DRAHTSEIL-AKT
Eine liebe Freundin hatte mich zum vierten Advent nach Leipzig eingeladen, ins Varieté Krystallpalast, ineinem unscheinbaren Gebäude, unweit vom Zentrum um den Brühl herum.
Es war eine bezaubernde Vorstellung mit einem Hauch von Roncalli-Charme. Jongleure, Messerwerfer, Schlappseil-Artistik, Schattenspiele, ein bisschen Magie und nicht zu vergessen ein hinreißender Flohzirkus, dessen Primadonna Frau Renata den menschlichen Artisten beinahe den Rang abläuft.
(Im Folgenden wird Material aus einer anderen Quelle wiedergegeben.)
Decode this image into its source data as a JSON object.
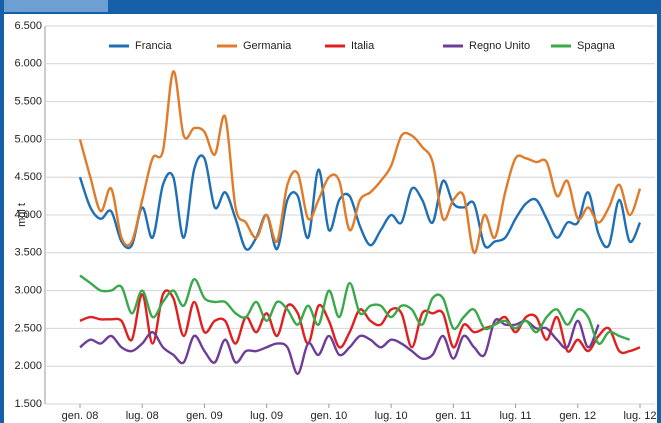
{
  "chart_data": {
    "type": "line",
    "y_label": "mgl t",
    "categories": [
      "gen. 08",
      null,
      null,
      null,
      null,
      null,
      "lug. 08",
      null,
      null,
      null,
      null,
      null,
      "gen. 09",
      null,
      null,
      null,
      null,
      null,
      "lug. 09",
      null,
      null,
      null,
      null,
      null,
      "gen. 10",
      null,
      null,
      null,
      null,
      null,
      "lug. 10",
      null,
      null,
      null,
      null,
      null,
      "gen. 11",
      null,
      null,
      null,
      null,
      null,
      "lug. 11",
      null,
      null,
      null,
      null,
      null,
      "gen. 12",
      null,
      null,
      null,
      null,
      null,
      "lug. 12"
    ],
    "series": [
      {
        "name": "Francia",
        "color": "#1f6fb5",
        "values": [
          4500,
          4100,
          3950,
          4050,
          3650,
          3600,
          4100,
          3700,
          4400,
          4500,
          3700,
          4600,
          4750,
          4100,
          4300,
          3950,
          3550,
          3700,
          4000,
          3550,
          4200,
          4250,
          3700,
          4600,
          3800,
          4200,
          4250,
          3850,
          3600,
          3800,
          4000,
          3900,
          4350,
          4200,
          3900,
          4450,
          4150,
          4100,
          4150,
          3600,
          3650,
          3700,
          3950,
          4150,
          4200,
          3950,
          3700,
          3900,
          3900,
          4300,
          3750,
          3600,
          4200,
          3650,
          3900
        ]
      },
      {
        "name": "Germania",
        "color": "#e07b2a",
        "values": [
          5000,
          4500,
          4050,
          4350,
          3700,
          3650,
          4200,
          4750,
          4850,
          5900,
          5050,
          5150,
          5100,
          4800,
          5300,
          4100,
          3900,
          3700,
          4000,
          3650,
          4400,
          4550,
          3950,
          4200,
          4500,
          4450,
          3800,
          4200,
          4300,
          4450,
          4650,
          5050,
          5050,
          4900,
          4700,
          3950,
          4200,
          4250,
          3500,
          4000,
          3700,
          4300,
          4750,
          4750,
          4700,
          4700,
          4250,
          4450,
          3950,
          4100,
          3900,
          4100,
          4400,
          4000,
          4350
        ]
      },
      {
        "name": "Italia",
        "color": "#e02020",
        "values": [
          2600,
          2650,
          2620,
          2620,
          2600,
          2350,
          2950,
          2300,
          2950,
          2900,
          2400,
          2850,
          2450,
          2600,
          2600,
          2300,
          2650,
          2450,
          2700,
          2400,
          2800,
          2700,
          2300,
          2800,
          2600,
          2250,
          2450,
          2750,
          2600,
          2550,
          2750,
          2700,
          2250,
          2700,
          2700,
          2700,
          2250,
          2550,
          2450,
          2500,
          2550,
          2650,
          2450,
          2650,
          2650,
          2350,
          2650,
          2200,
          2350,
          2200,
          2400,
          2500,
          2200,
          2200,
          2250
        ]
      },
      {
        "name": "Regno Unito",
        "color": "#6e3d99",
        "values": [
          2250,
          2350,
          2300,
          2400,
          2250,
          2200,
          2300,
          2450,
          2250,
          2150,
          2050,
          2400,
          2200,
          2050,
          2350,
          2050,
          2200,
          2200,
          2250,
          2300,
          2250,
          1900,
          2300,
          2150,
          2400,
          2150,
          2250,
          2400,
          2350,
          2250,
          2350,
          2300,
          2200,
          2100,
          2150,
          2400,
          2100,
          2400,
          2250,
          2150,
          2600,
          2550,
          2550,
          2600,
          2500,
          2500,
          2350,
          2250,
          2600,
          2250,
          2550,
          null,
          null,
          null,
          null
        ]
      },
      {
        "name": "Spagna",
        "color": "#3aa94a",
        "values": [
          3200,
          3100,
          3000,
          3000,
          3050,
          2700,
          3000,
          2650,
          2850,
          3000,
          2800,
          3150,
          2900,
          2850,
          2850,
          2700,
          2650,
          2850,
          2600,
          2850,
          2750,
          2550,
          2800,
          2550,
          3000,
          2650,
          3100,
          2700,
          2800,
          2800,
          2650,
          2800,
          2750,
          2550,
          2900,
          2900,
          2500,
          2650,
          2750,
          2500,
          2550,
          2600,
          2500,
          2600,
          2450,
          2650,
          2750,
          2550,
          2750,
          2650,
          2300,
          2450,
          2400,
          2350,
          null
        ]
      }
    ],
    "ylim": [
      1500,
      6500
    ],
    "yticks": [
      {
        "value": 1500,
        "label": "1.500"
      },
      {
        "value": 2000,
        "label": "2.000"
      },
      {
        "value": 2500,
        "label": "2.500"
      },
      {
        "value": 3000,
        "label": "3.000"
      },
      {
        "value": 3500,
        "label": "3.500"
      },
      {
        "value": 4000,
        "label": "4.000"
      },
      {
        "value": 4500,
        "label": "4.500"
      },
      {
        "value": 5000,
        "label": "5.000"
      },
      {
        "value": 5500,
        "label": "5.500"
      },
      {
        "value": 6000,
        "label": "6.000"
      },
      {
        "value": 6500,
        "label": "6.500"
      }
    ],
    "grid": true
  }
}
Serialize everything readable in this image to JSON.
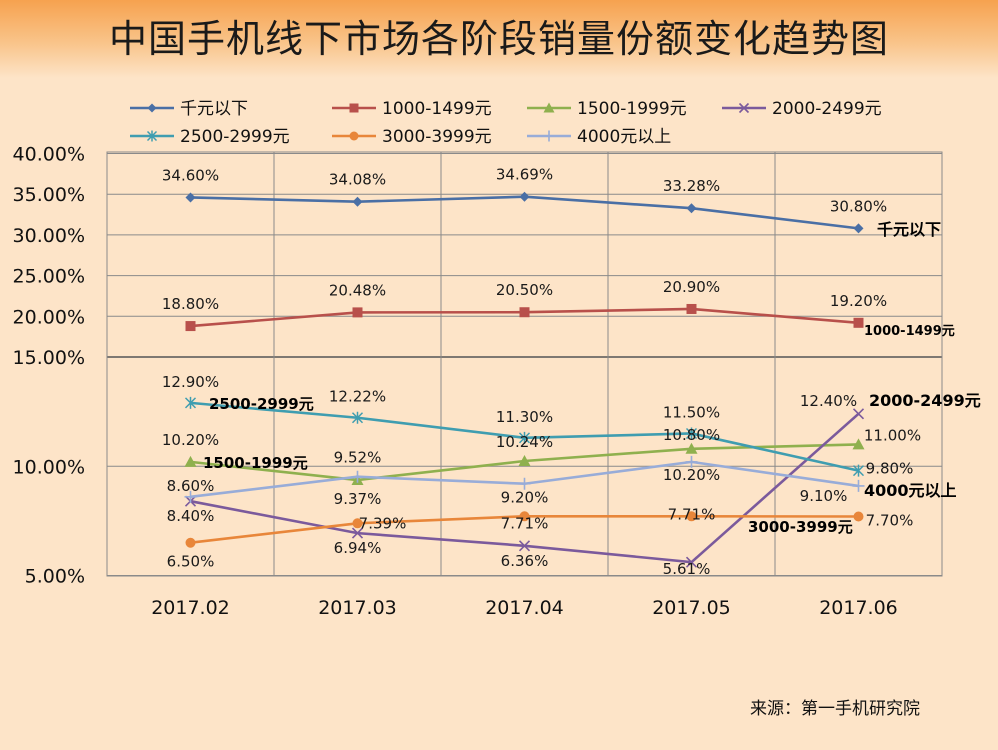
{
  "title": "中国手机线下市场各阶段销量份额变化趋势图",
  "source": "来源：第一手机研究院",
  "chart_data": {
    "type": "line",
    "title": "中国手机线下市场各阶段销量份额变化趋势图",
    "categories": [
      "2017.02",
      "2017.03",
      "2017.04",
      "2017.05",
      "2017.06"
    ],
    "y_ticks": [
      "40.00%",
      "35.00%",
      "30.00%",
      "25.00%",
      "20.00%",
      "15.00%",
      "10.00%",
      "5.00%"
    ],
    "ylim": [
      5,
      40
    ],
    "y_scale": "broken axis: 15%–40% linear upper segment, 5%–15% expanded lower segment",
    "grid": true,
    "legend_position": "top",
    "series": [
      {
        "name": "千元以下",
        "color": "#4a6fa5",
        "marker": "diamond",
        "values": [
          34.6,
          34.08,
          34.69,
          33.28,
          30.8
        ],
        "labels": [
          "34.60%",
          "34.08%",
          "34.69%",
          "33.28%",
          "30.80%"
        ],
        "end_label": "千元以下"
      },
      {
        "name": "1000-1499元",
        "color": "#b8504b",
        "marker": "square",
        "values": [
          18.8,
          20.48,
          20.5,
          20.9,
          19.2
        ],
        "labels": [
          "18.80%",
          "20.48%",
          "20.50%",
          "20.90%",
          "19.20%"
        ],
        "end_label": "1000-1499元"
      },
      {
        "name": "1500-1999元",
        "color": "#8fb04e",
        "marker": "triangle",
        "values": [
          10.2,
          9.37,
          10.24,
          10.8,
          11.0
        ],
        "labels": [
          "10.20%",
          "9.37%",
          "10.24%",
          "10.80%",
          "11.00%"
        ],
        "start_label": "1500-1999元"
      },
      {
        "name": "2000-2499元",
        "color": "#7b5a9c",
        "marker": "x",
        "values": [
          8.4,
          6.94,
          6.36,
          5.61,
          12.4
        ],
        "labels": [
          "8.40%",
          "6.94%",
          "6.36%",
          "5.61%",
          "12.40%"
        ],
        "end_label": "2000-2499元"
      },
      {
        "name": "2500-2999元",
        "color": "#3f9db0",
        "marker": "star",
        "values": [
          12.9,
          12.22,
          11.3,
          11.5,
          9.8
        ],
        "labels": [
          "12.90%",
          "12.22%",
          "11.30%",
          "11.50%",
          "9.80%"
        ],
        "start_label": "2500-2999元"
      },
      {
        "name": "3000-3999元",
        "color": "#e8863a",
        "marker": "circle",
        "values": [
          6.5,
          7.39,
          7.71,
          7.71,
          7.7
        ],
        "labels": [
          "6.50%",
          "7.39%",
          "7.71%",
          "7.71%",
          "7.70%"
        ],
        "end_label": "3000-3999元"
      },
      {
        "name": "4000元以上",
        "color": "#98acd8",
        "marker": "plus",
        "values": [
          8.6,
          9.52,
          9.2,
          10.2,
          9.1
        ],
        "labels": [
          "8.60%",
          "9.52%",
          "9.20%",
          "10.20%",
          "9.10%"
        ],
        "end_label": "4000元以上"
      }
    ]
  }
}
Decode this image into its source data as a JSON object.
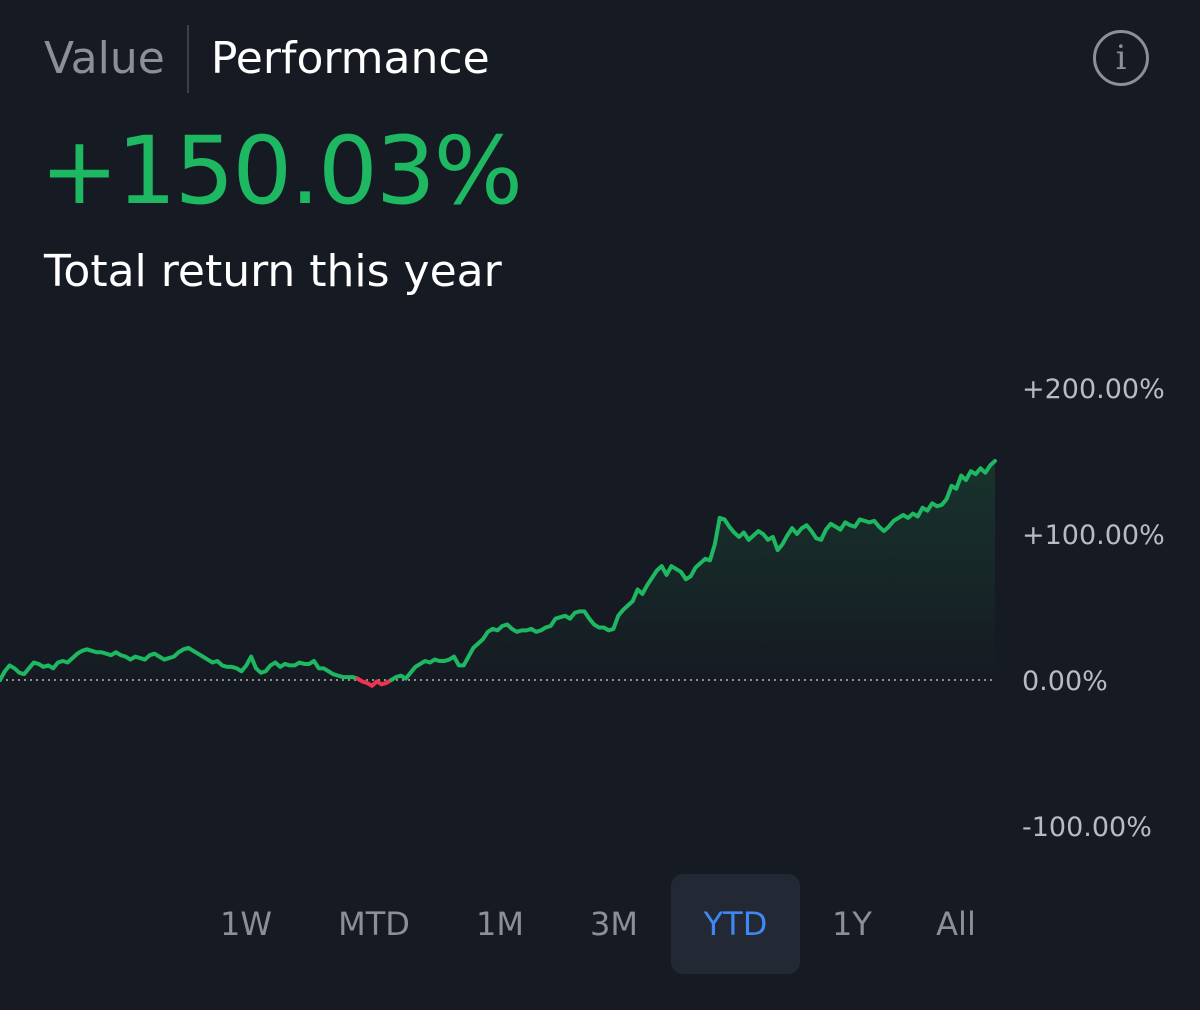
{
  "tabs": {
    "value_label": "Value",
    "performance_label": "Performance",
    "active": "Performance"
  },
  "info_icon": "info-icon",
  "summary": {
    "total_return": "+150.03%",
    "caption": "Total return this year"
  },
  "colors": {
    "background": "#161a22",
    "positive": "#1fb862",
    "negative": "#f0334f",
    "active_range": "#3f87f5",
    "muted_text": "#8b8f96"
  },
  "ranges": [
    {
      "label": "1W",
      "active": false
    },
    {
      "label": "MTD",
      "active": false
    },
    {
      "label": "1M",
      "active": false
    },
    {
      "label": "3M",
      "active": false
    },
    {
      "label": "YTD",
      "active": true
    },
    {
      "label": "1Y",
      "active": false
    },
    {
      "label": "All",
      "active": false
    }
  ],
  "chart_data": {
    "type": "line",
    "title": "",
    "xlabel": "",
    "ylabel": "",
    "ylim": [
      -100,
      200
    ],
    "y_ticks": [
      200,
      100,
      0,
      -100
    ],
    "y_tick_labels": [
      "+200.00%",
      "+100.00%",
      "0.00%",
      "-100.00%"
    ],
    "y_tick_position": "right",
    "baseline": 0,
    "baseline_style": "dotted",
    "area_fill": true,
    "grid": false,
    "series": [
      {
        "values": [
          0,
          6,
          10,
          8,
          5,
          4,
          8,
          12,
          11,
          9,
          10,
          8,
          12,
          13,
          12,
          15,
          18,
          20,
          21,
          20,
          19,
          19,
          18,
          17,
          19,
          17,
          16,
          14,
          16,
          15,
          14,
          17,
          18,
          16,
          14,
          15,
          16,
          19,
          21,
          22,
          20,
          18,
          16,
          14,
          12,
          13,
          10,
          9,
          9,
          8,
          6,
          10,
          16,
          8,
          5,
          6,
          10,
          12,
          9,
          11,
          10,
          10,
          12,
          11,
          11,
          13,
          8,
          8,
          6,
          4,
          3,
          2,
          2,
          2,
          1,
          -1,
          -2,
          -4,
          -1,
          -3,
          -2,
          0,
          2,
          3,
          1,
          5,
          9,
          11,
          13,
          12,
          14,
          13,
          13,
          14,
          16,
          10,
          10,
          16,
          22,
          25,
          28,
          33,
          35,
          34,
          37,
          38,
          35,
          33,
          34,
          34,
          35,
          33,
          34,
          36,
          37,
          42,
          43,
          44,
          42,
          46,
          47,
          47,
          42,
          38,
          36,
          36,
          34,
          35,
          44,
          48,
          51,
          54,
          62,
          59,
          65,
          70,
          75,
          78,
          72,
          78,
          76,
          74,
          69,
          71,
          77,
          80,
          83,
          82,
          93,
          111,
          110,
          105,
          101,
          98,
          101,
          96,
          99,
          102,
          100,
          96,
          98,
          89,
          93,
          99,
          104,
          100,
          104,
          106,
          102,
          97,
          96,
          103,
          107,
          105,
          103,
          108,
          106,
          105,
          110,
          109,
          108,
          109,
          105,
          102,
          105,
          109,
          111,
          113,
          111,
          114,
          112,
          118,
          116,
          121,
          119,
          120,
          124,
          133,
          131,
          140,
          137,
          143,
          141,
          145,
          142,
          147,
          150.03
        ]
      }
    ]
  }
}
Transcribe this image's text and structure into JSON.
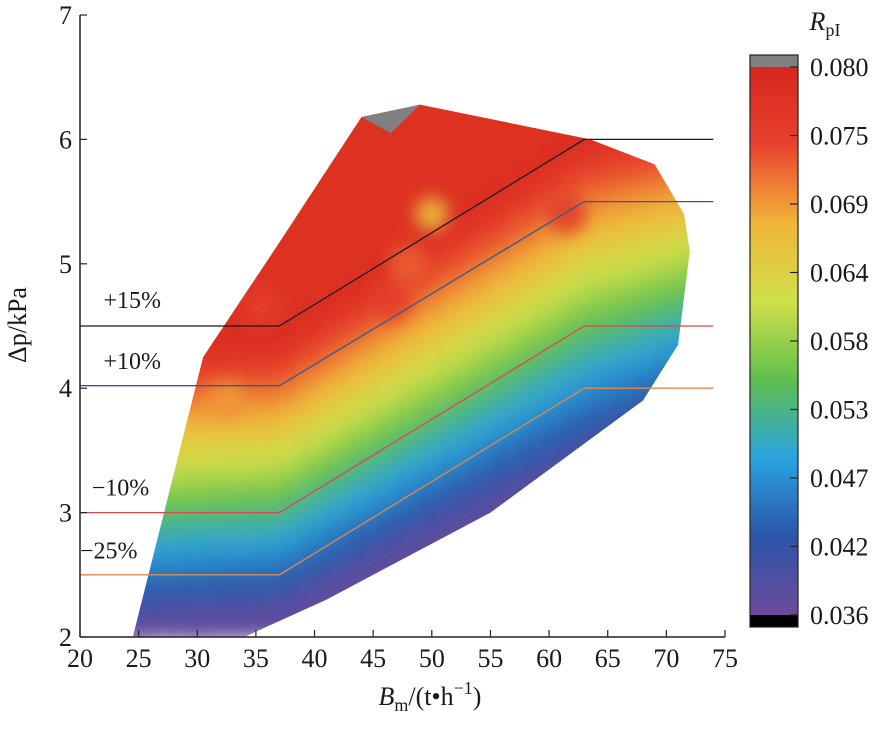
{
  "chart_data": {
    "type": "heatmap",
    "xlabel": {
      "main": "B",
      "sub": "m",
      "rest": "/(t•h",
      "sup": "−1",
      "close": ")"
    },
    "ylabel": "Δp/kPa",
    "xlim": [
      20,
      75
    ],
    "ylim": [
      2,
      7
    ],
    "xticks": [
      20,
      25,
      30,
      35,
      40,
      45,
      50,
      55,
      60,
      65,
      70,
      75
    ],
    "yticks": [
      2,
      3,
      4,
      5,
      6,
      7
    ],
    "colorbar": {
      "title_main": "R",
      "title_sub": "pI",
      "ticks": [
        "0.080",
        "0.075",
        "0.069",
        "0.064",
        "0.058",
        "0.053",
        "0.047",
        "0.042",
        "0.036"
      ],
      "range": [
        0.036,
        0.08
      ],
      "colors": [
        "#6f4a9c",
        "#2a55a8",
        "#2aa3df",
        "#5fbf4e",
        "#cfe04a",
        "#f2b53a",
        "#e8432e",
        "#d7271f"
      ]
    },
    "data_region": [
      [
        24.5,
        2.0
      ],
      [
        30.5,
        4.25
      ],
      [
        36.5,
        5.1
      ],
      [
        44,
        6.18
      ],
      [
        49,
        6.28
      ],
      [
        63.5,
        6.0
      ],
      [
        69,
        5.8
      ],
      [
        71.5,
        5.4
      ],
      [
        72,
        5.1
      ],
      [
        71,
        4.35
      ],
      [
        68,
        3.9
      ],
      [
        55,
        3.0
      ],
      [
        41,
        2.3
      ],
      [
        34,
        2.0
      ]
    ],
    "field": {
      "low_edge": [
        [
          20,
          2.0
        ],
        [
          37,
          2.1
        ],
        [
          63,
          3.3
        ],
        [
          75,
          3.8
        ]
      ],
      "high_edge": [
        [
          20,
          4.35
        ],
        [
          37,
          4.45
        ],
        [
          63,
          6.1
        ],
        [
          75,
          6.3
        ]
      ],
      "hot_spots": [
        {
          "x": 35.5,
          "y": 4.65,
          "value": 0.075
        },
        {
          "x": 46.5,
          "y": 4.7,
          "value": 0.075
        },
        {
          "x": 61.5,
          "y": 5.4,
          "value": 0.076
        },
        {
          "x": 32.5,
          "y": 3.9,
          "value": 0.069
        },
        {
          "x": 48,
          "y": 5.0,
          "value": 0.072
        }
      ],
      "cool_spots": [
        {
          "x": 31,
          "y": 5.0,
          "value": 0.066
        },
        {
          "x": 50,
          "y": 5.4,
          "value": 0.066
        }
      ],
      "saturated_top": [
        [
          44,
          6.18
        ],
        [
          49,
          6.28
        ],
        [
          46.5,
          6.05
        ]
      ],
      "saturated_bottom": [
        [
          34,
          2.0
        ],
        [
          36,
          2.08
        ],
        [
          37.5,
          2.0
        ]
      ]
    },
    "series": [
      {
        "name": "+15%",
        "color": "#1a1a1a",
        "x": [
          20,
          37,
          63,
          74
        ],
        "y": [
          4.5,
          4.5,
          6.0,
          6.0
        ]
      },
      {
        "name": "+10%",
        "color": "#2c5e8c",
        "x": [
          20,
          37,
          63,
          74
        ],
        "y": [
          4.02,
          4.02,
          5.5,
          5.5
        ]
      },
      {
        "name": "−10%",
        "color": "#d9484a",
        "x": [
          20,
          37,
          63,
          74
        ],
        "y": [
          3.0,
          3.0,
          4.5,
          4.5
        ]
      },
      {
        "name": "−25%",
        "color": "#e3884a",
        "x": [
          20,
          37,
          63,
          74
        ],
        "y": [
          2.5,
          2.5,
          4.0,
          4.0
        ]
      }
    ]
  }
}
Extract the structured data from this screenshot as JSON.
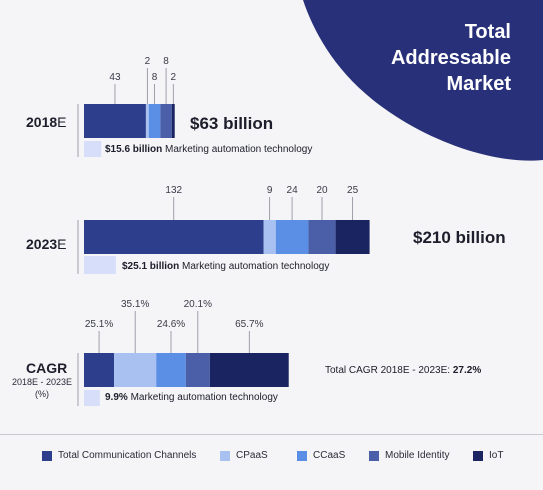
{
  "title_lines": [
    "Total",
    "Addressable",
    "Market"
  ],
  "colors": {
    "title_bg": "#28307a",
    "Total Communication Channels": "#2d3e8c",
    "CPaaS": "#a9c1f0",
    "CCaaS": "#5b8fe6",
    "Mobile Identity": "#4a5fa8",
    "IoT": "#1a2461",
    "Marketing automation technology": "#d7defa"
  },
  "chart_data": {
    "type": "bar",
    "orientation": "horizontal-stacked",
    "series_names": [
      "Total Communication Channels",
      "CPaaS",
      "CCaaS",
      "Mobile Identity",
      "IoT"
    ],
    "rows": [
      {
        "label": "2018",
        "label_suffix": "E",
        "values": [
          43,
          2,
          8,
          8,
          2
        ],
        "value_labels": [
          "43",
          "2",
          "8",
          "8",
          "2"
        ],
        "total_label": "$63 billion",
        "note_value": "$15.6 billion",
        "note_text": " Marketing automation technology",
        "note_numeric": 15.6
      },
      {
        "label": "2023",
        "label_suffix": "E",
        "values": [
          132,
          9,
          24,
          20,
          25
        ],
        "value_labels": [
          "132",
          "9",
          "24",
          "20",
          "25"
        ],
        "total_label": "$210 billion",
        "note_value": "$25.1 billion",
        "note_text": " Marketing automation technology",
        "note_numeric": 25.1
      },
      {
        "label": "CAGR",
        "sublabel_lines": [
          "2018E - 2023E",
          "(%)"
        ],
        "values": [
          25.1,
          35.1,
          24.6,
          20.1,
          65.7
        ],
        "value_labels": [
          "25.1%",
          "35.1%",
          "24.6%",
          "20.1%",
          "65.7%"
        ],
        "total_prefix": "Total CAGR 2018E - 2023E: ",
        "total_value": "27.2%",
        "note_value": "9.9%",
        "note_text": " Marketing automation technology",
        "note_numeric": 9.9
      }
    ]
  },
  "legend": [
    "Total Communication Channels",
    "CPaaS",
    "CCaaS",
    "Mobile Identity",
    "IoT"
  ]
}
Die Produktionsfirma dieser Show hat ganze Arbeit geleistet. Solch einen gelungenen Mix an artistischer Bühnenkunst habe ich schon sehr lange nicht mehr gesehen. Und so eine Artistencompagnie auch nicht. Alle Mitwirkenden waren bei der Eröffnung und im Finale komplett auf der Bühne und zwischendurch interagierten sie immer wieder in neuen Kombinationen.
Wenn man im Programmheft nachschaut, wer da alles auf der Bühne steht, findet man keinen einzigen deutschen Namen. All diese Leute werden nicht mehr für uns auftreten wenn endlich alle „Ausländer raus" sind. Fast könnte man annehmen, das Publikum im ausverkauften Haus wollte die Gelegenheit noch schnell nutzen, bevor es vorbei ist.
Auf dem Rückweg über die Leipziger Weihnachtsmarkt sah man Polizeiautos in den Einfahrten stehen, wo die Poller eine Lücke für Lieferanten und Rettungsfahrzeuge lassen. Das Attentat von Magdeburg mit 6 Toten und 300 Verletzten hat offensichtlich dafür gesorgt, dass die Polizei die Sicherheit ein bisschen ernster nimmt. Jedenfalls auf Weihnachtsmärkten.
In Görlitz wurden unterdessen am gleichen Tag linke Kommunalpolitiker von vermummten Schlägern misshandelt. Sicherlich als Ausdruck von Meinungsfreiheit – "man darf ja nichts mehr sagen", also schlägt man zu – und gleichzeitig Kritik am System der lästigen Demokraten. Die Polizei war vor Ort und konnte einige Täter fassen – um sie bald wieder laufen zu lassen. War ja kein Weihnachtsmarkt.